Anahita spent the journey to her hotel lost in thought. Once in her room, she transferred and printed every picture she’d clicked.

The rest of the weekend photography seminar was a blur of colour and clicking. Anahita thought it focused too much on frames, lighting and the like and too little on the feel of the photograph. By the end of the seminar, she’d decided that their car breaking down near the little village was the best thing that had happened all weekend. Much to her co-passengers’ annoyance, Anahita insisted on stopping there again on the way back home.

“I won’t be long, I promise.” She quickly nipped out of the car to find the little boy whose thrilled face was etched in her memory. It took her only a couple of minutes to locate the group of eight boys running around in their dusty field of a playground. Aakash spotted her first and shouted in delight. Soon, she was surrounded by the entire bunch asking multiple questions at the same time.

When she finally managed to quiet them down, she said, “I’ve got something for you guys before I go.” Reaching into her bag, she pulled out the envelope containing the photographs. As she distributed them amongst the gleeful group, she found herself at the receiving end of several warm hugs.

“But what about you?” Hanif asked worriedly. “Don’t you want one?”
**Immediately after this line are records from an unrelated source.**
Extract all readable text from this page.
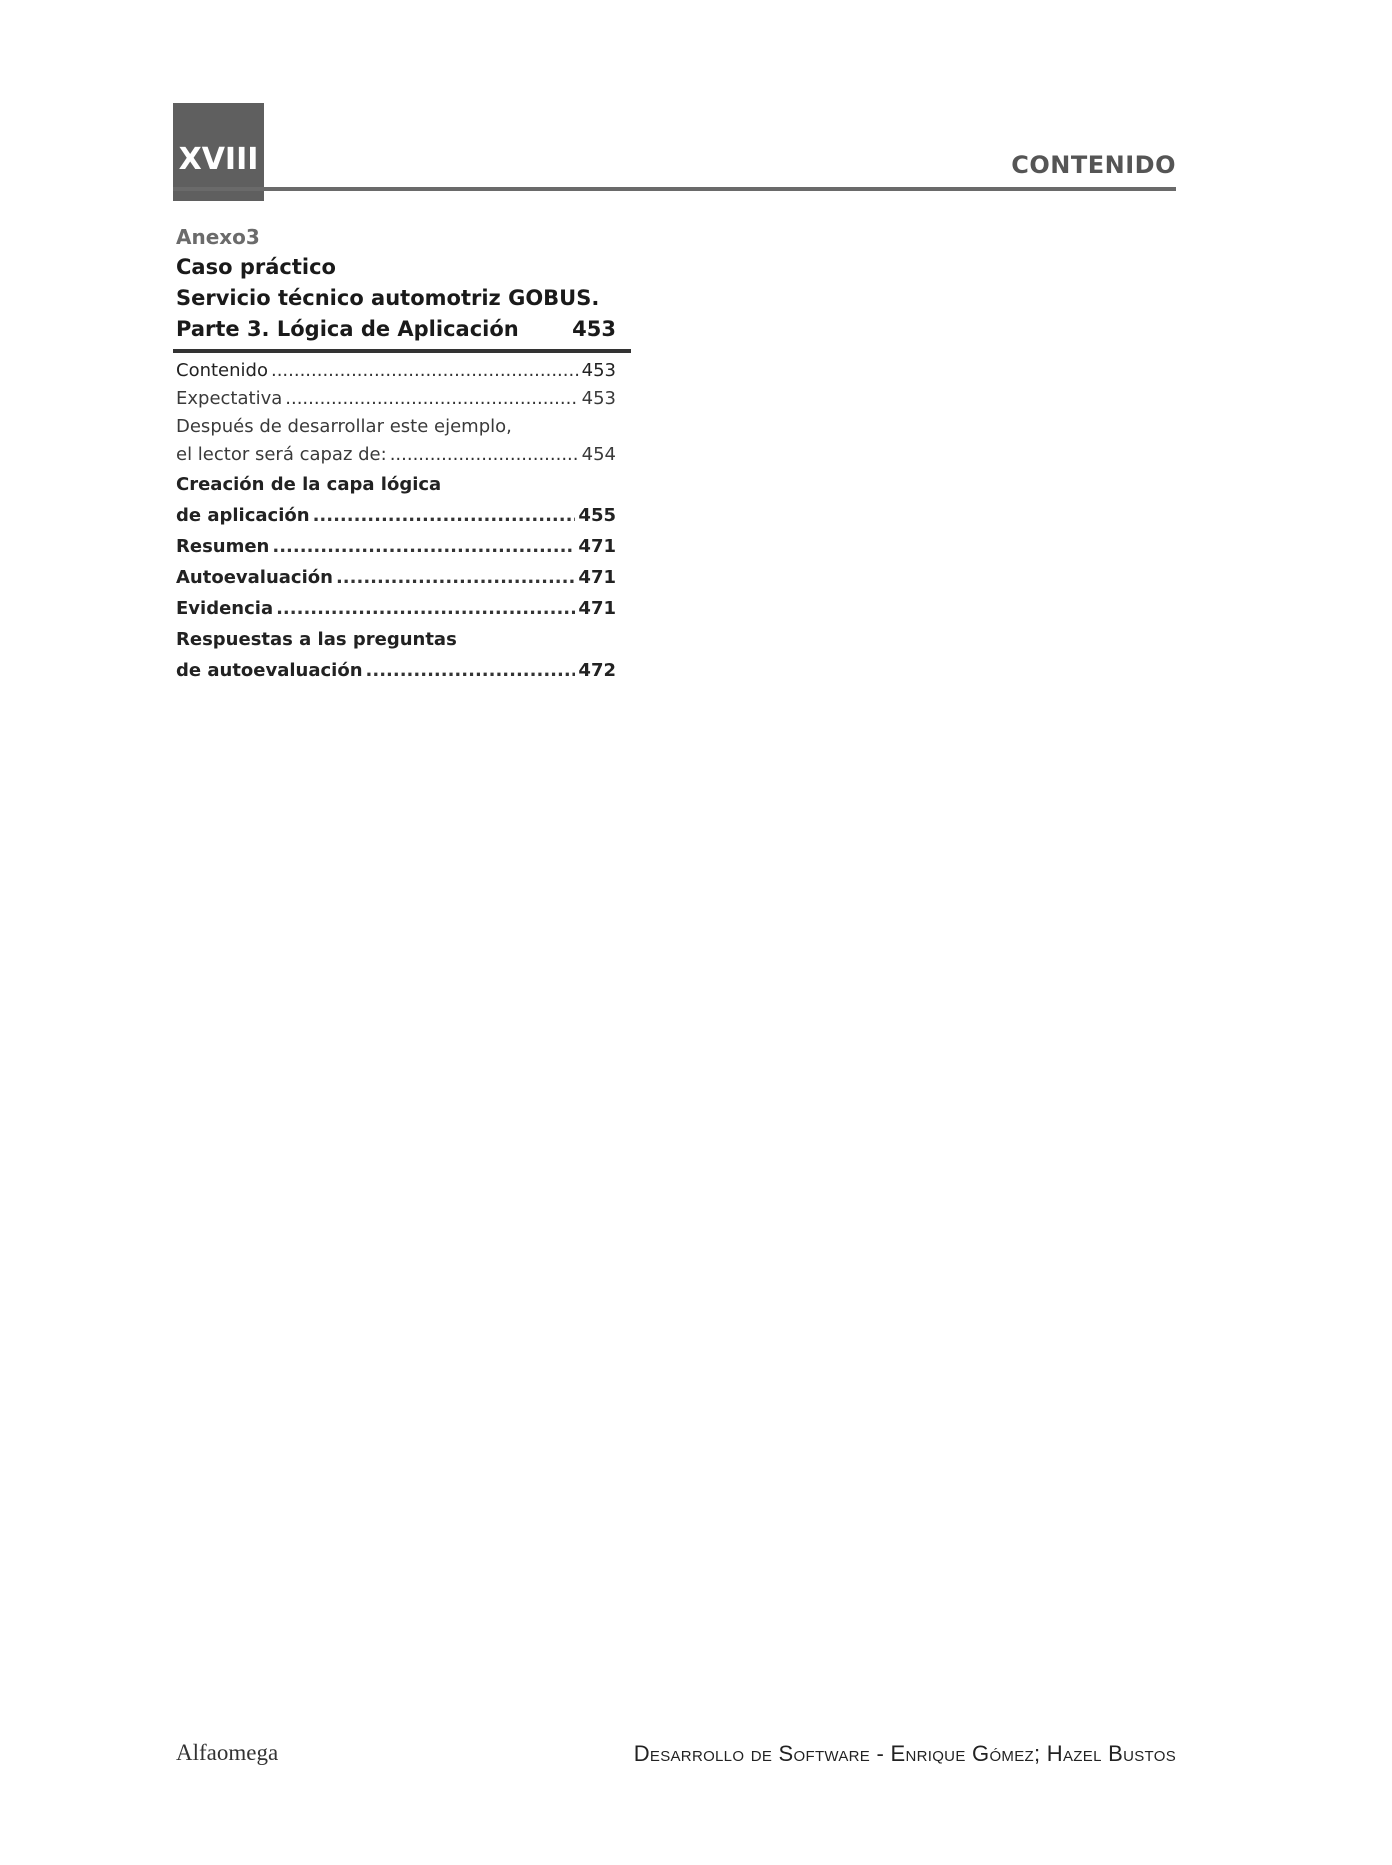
XVIII	CONTENIDO
Anexo3
Caso práctico
Servicio técnico automotriz GOBUS.
Parte 3. Lógica de Aplicación	453
Contenido .....	453
Expectativa .....	453
Después de desarrollar este ejemplo,
el lector será capaz de: .....	454
Creación de la capa lógica
de aplicación .....	455
Resumen .....	471
Autoevaluación .....	471
Evidencia .....	471
Respuestas a las preguntas
de autoevaluación .....	472
Alfaomega	Desarrollo de Software - Enrique Gómez; Hazel Bustos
Anahita laughed. “I have all of them right here.” She patted her camera case. “But I have kept my favourite, just in case.” She showed them the first picture she’d clicked.

“Why is this one your favourite?” Harish asked naively.

Anahita shrugged. “It just is.”

***

At the end of her internship, Anahita was named the best intern and given the honour of having any one of her photographs printed inside the magazine she’d spent the past five months working for. She instantly submitted the first of the series of pictures she’d clicked of the eight village boys: the one with Farhaan helping Rehaan up the wall.

“Are you sure?” her boss asked, “You can take some time to make your pick.”

“I’m sure. This one is my favourite.”

“Why?”

Anahita smiled as she remembered Harish. “It just is.”